If you’ve been following grain market trends lately, you know the impact South American weather is having on futures prices. Argentina is in the midst of a three-year drought, with this year being the worst. Hoosier farmers with the Indiana Soybean Alliance are in Argentina now going on farm and farm facility tours.
“Some of the people that we’ve talked to that have been in the industry a long time are looking at least a 40% decrease in production,” Hendricks County farmer Mark Legan, an ISA director on the trip, told HAT.
He says the crops are late and there is still planting happening in Argentina. Comparatively, Legan says this would be about the end of July in Indiana’s growing season.
“They should be setting a lot of pods on the soybean plants; the corn should be tasseling. About the tallest corn we’ve seen is knee high or maybe waist high. So, they’re hurting. There’s no doubt about that.”
Legan adds that corn and soybeans aren’t the only crops that have suffered.
“The winter wheat crop was basically a failure. A lot of it did not even get harvested or wasn’t worth bringing a combine through.”
In addition to farm tours, Indiana Soybean Alliance directors have toured the facilities of GDM, an ag tech company specializing in plant genetics, as well as Status Company, a sister company of Purdue Ag Alumni Seed in Buenos Aires.

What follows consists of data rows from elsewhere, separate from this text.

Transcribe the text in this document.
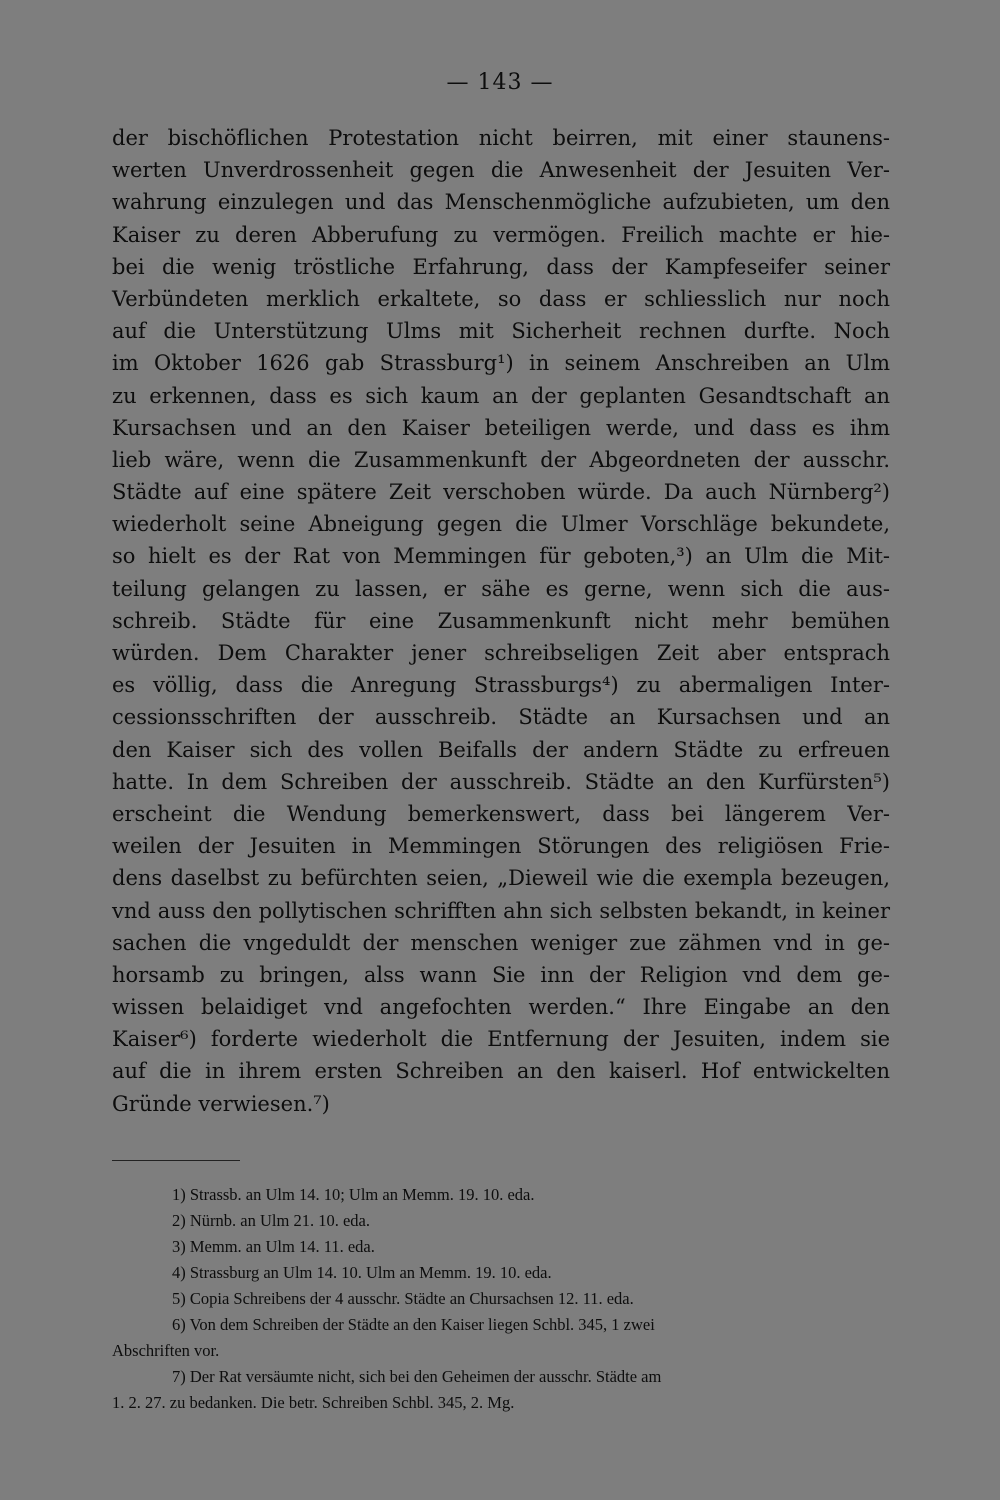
— 143 —
der bischöflichen Protestation nicht beirren, mit einer staunens-
werten Unverdrossenheit gegen die Anwesenheit der Jesuiten Ver-
wahrung einzulegen und das Menschenmögliche aufzubieten, um den
Kaiser zu deren Abberufung zu vermögen. Freilich machte er hie-
bei die wenig tröstliche Erfahrung, dass der Kampfeseifer seiner
Verbündeten merklich erkaltete, so dass er schliesslich nur noch
auf die Unterstützung Ulms mit Sicherheit rechnen durfte. Noch
im Oktober 1626 gab Strassburg¹) in seinem Anschreiben an Ulm
zu erkennen, dass es sich kaum an der geplanten Gesandtschaft an
Kursachsen und an den Kaiser beteiligen werde, und dass es ihm
lieb wäre, wenn die Zusammenkunft der Abgeordneten der ausschr.
Städte auf eine spätere Zeit verschoben würde. Da auch Nürnberg²)
wiederholt seine Abneigung gegen die Ulmer Vorschläge bekundete,
so hielt es der Rat von Memmingen für geboten,³) an Ulm die Mit-
teilung gelangen zu lassen, er sähe es gerne, wenn sich die aus-
schreib. Städte für eine Zusammenkunft nicht mehr bemühen
würden. Dem Charakter jener schreibseligen Zeit aber entsprach
es völlig, dass die Anregung Strassburgs⁴) zu abermaligen Inter-
cessionsschriften der ausschreib. Städte an Kursachsen und an
den Kaiser sich des vollen Beifalls der andern Städte zu erfreuen
hatte. In dem Schreiben der ausschreib. Städte an den Kurfürsten⁵)
erscheint die Wendung bemerkenswert, dass bei längerem Ver-
weilen der Jesuiten in Memmingen Störungen des religiösen Frie-
dens daselbst zu befürchten seien, „Dieweil wie die exempla bezeugen,
vnd auss den pollytischen schrifften ahn sich selbsten bekandt, in keiner
sachen die vngeduldt der menschen weniger zue zähmen vnd in ge-
horsamb zu bringen, alss wann Sie inn der Religion vnd dem ge-
wissen belaidiget vnd angefochten werden.“ Ihre Eingabe an den
Kaiser⁶) forderte wiederholt die Entfernung der Jesuiten, indem sie
auf die in ihrem ersten Schreiben an den kaiserl. Hof entwickelten
Gründe verwiesen.⁷)
1) Strassb. an Ulm 14. 10; Ulm an Memm. 19. 10. eda.
2) Nürnb. an Ulm 21. 10. eda.
3) Memm. an Ulm 14. 11. eda.
4) Strassburg an Ulm 14. 10. Ulm an Memm. 19. 10. eda.
5) Copia Schreibens der 4 ausschr. Städte an Chursachsen 12. 11. eda.
6) Von dem Schreiben der Städte an den Kaiser liegen Schbl. 345, 1 zwei
Abschriften vor.
7) Der Rat versäumte nicht, sich bei den Geheimen der ausschr. Städte am
1. 2. 27. zu bedanken. Die betr. Schreiben Schbl. 345, 2. Mg.
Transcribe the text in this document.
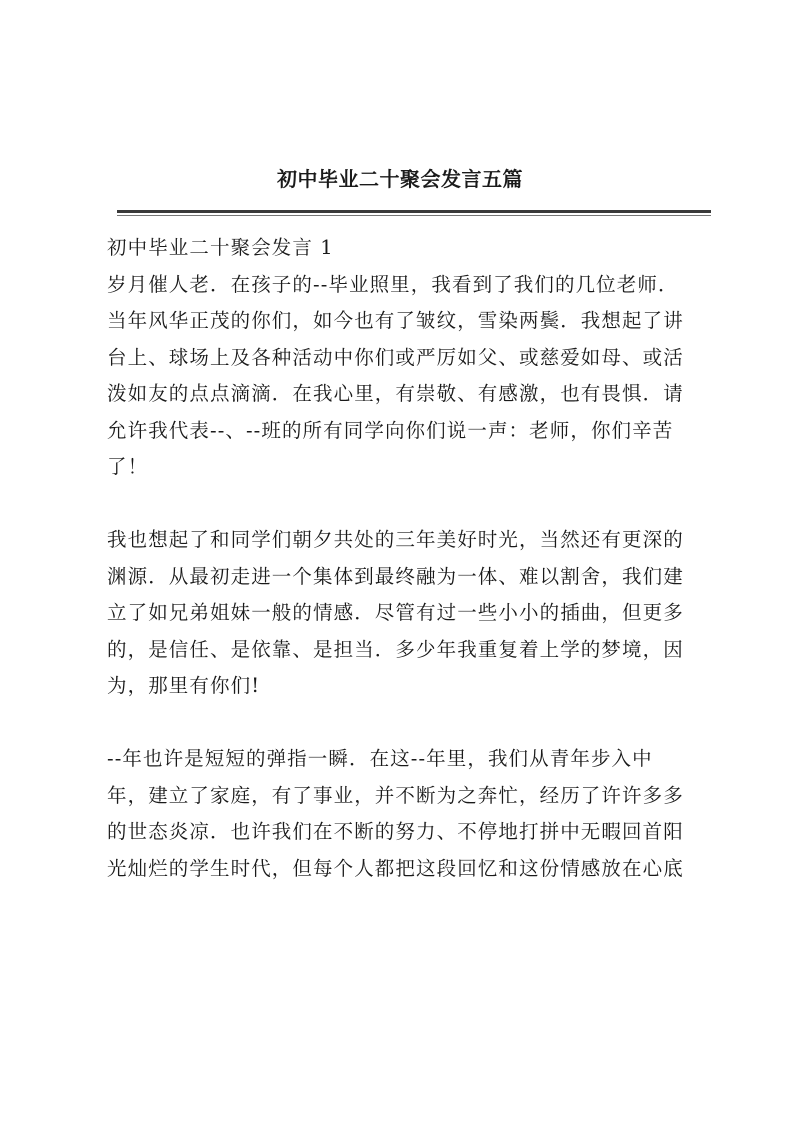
初中毕业二十聚会发言五篇
初中毕业二十聚会发言 1
岁月催人老．在孩子的--毕业照里，我看到了我们的几位老师．
当年风华正茂的你们，如今也有了皱纹，雪染两鬓．我想起了讲
台上、球场上及各种活动中你们或严厉如父、或慈爱如母、或活
泼如友的点点滴滴．在我心里，有崇敬、有感激，也有畏惧．请
允许我代表--、--班的所有同学向你们说一声：老师，你们辛苦
了！
我也想起了和同学们朝夕共处的三年美好时光，当然还有更深的
渊源．从最初走进一个集体到最终融为一体、难以割舍，我们建
立了如兄弟姐妹一般的情感．尽管有过一些小小的插曲，但更多
的，是信任、是依靠、是担当．多少年我重复着上学的梦境，因
为，那里有你们!
--年也许是短短的弹指一瞬．在这--年里，我们从青年步入中
年，建立了家庭，有了事业，并不断为之奔忙，经历了许许多多
的世态炎凉．也许我们在不断的努力、不停地打拼中无暇回首阳
光灿烂的学生时代，但每个人都把这段回忆和这份情感放在心底
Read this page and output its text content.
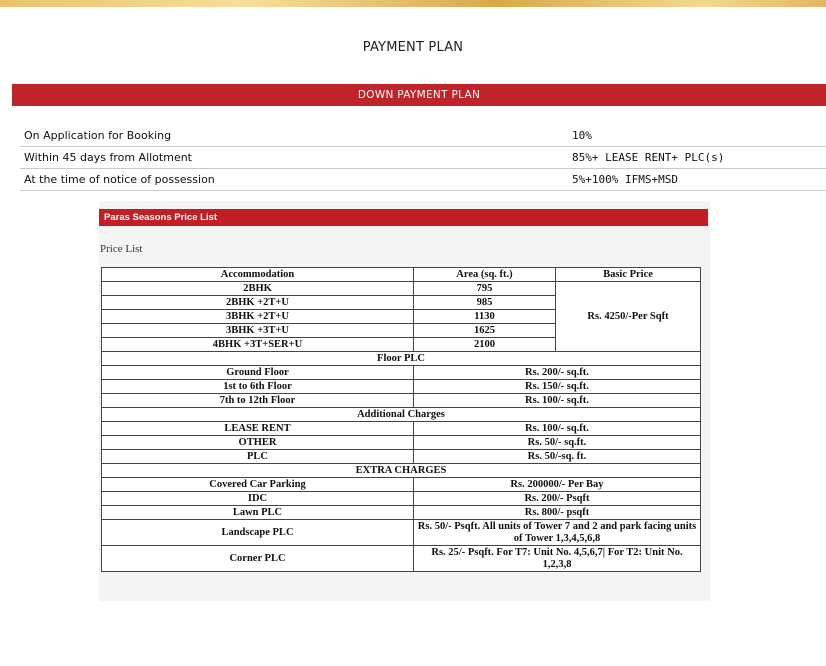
PAYMENT PLAN
DOWN PAYMENT PLAN
On Application for Booking	10%
Within 45 days from Allotment	85%+ LEASE RENT+ PLC(s)
At the time of notice of possession	5%+100% IFMS+MSD
Paras Seasons Price List
Price List
Accommodation	Area (sq. ft.)	Basic Price
2BHK	795	Rs. 4250/-Per Sqft
2BHK +2T+U	985	
3BHK +2T+U	1130	
3BHK +3T+U	1625	
4BHK +3T+SER+U	2100	
Floor PLC		
Ground Floor	Rs. 200/- sq.ft.	
1st to 6th Floor	Rs. 150/- sq.ft.	
7th to 12th Floor	Rs. 100/- sq.ft.	
Additional Charges		
LEASE RENT	Rs. 100/- sq.ft.	
OTHER	Rs. 50/- sq.ft.	
PLC	Rs. 50/-sq. ft.	
EXTRA CHARGES		
Covered Car Parking	Rs. 200000/- Per Bay	
IDC	Rs. 200/- Psqft	
Lawn PLC	Rs. 800/- psqft	
Landscape PLC	Rs. 50/- Psqft. All units of Tower 7 and 2 and park facing units of Tower 1,3,4,5,6,8	
Corner PLC	Rs. 25/- Psqft. For T7: Unit No. 4,5,6,7| For T2: Unit No. 1,2,3,8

In a call with reporters Wednesday, the farmers said there were many takeaways from the trip. Marshall County’s Joe Stoller told us, “One thing I noticed was just how little technology some of the equipment that we saw had. I think we’ve seen one or two tractors in the field with auto steer… At home, that’s pretty common anymore.”
Others commented as well about the “well-used” equipment with many hours on them. With the production woes due to drought, many farmers don’t have the money necessary to replace equipment at this time, leading to fears of having to step away from farming.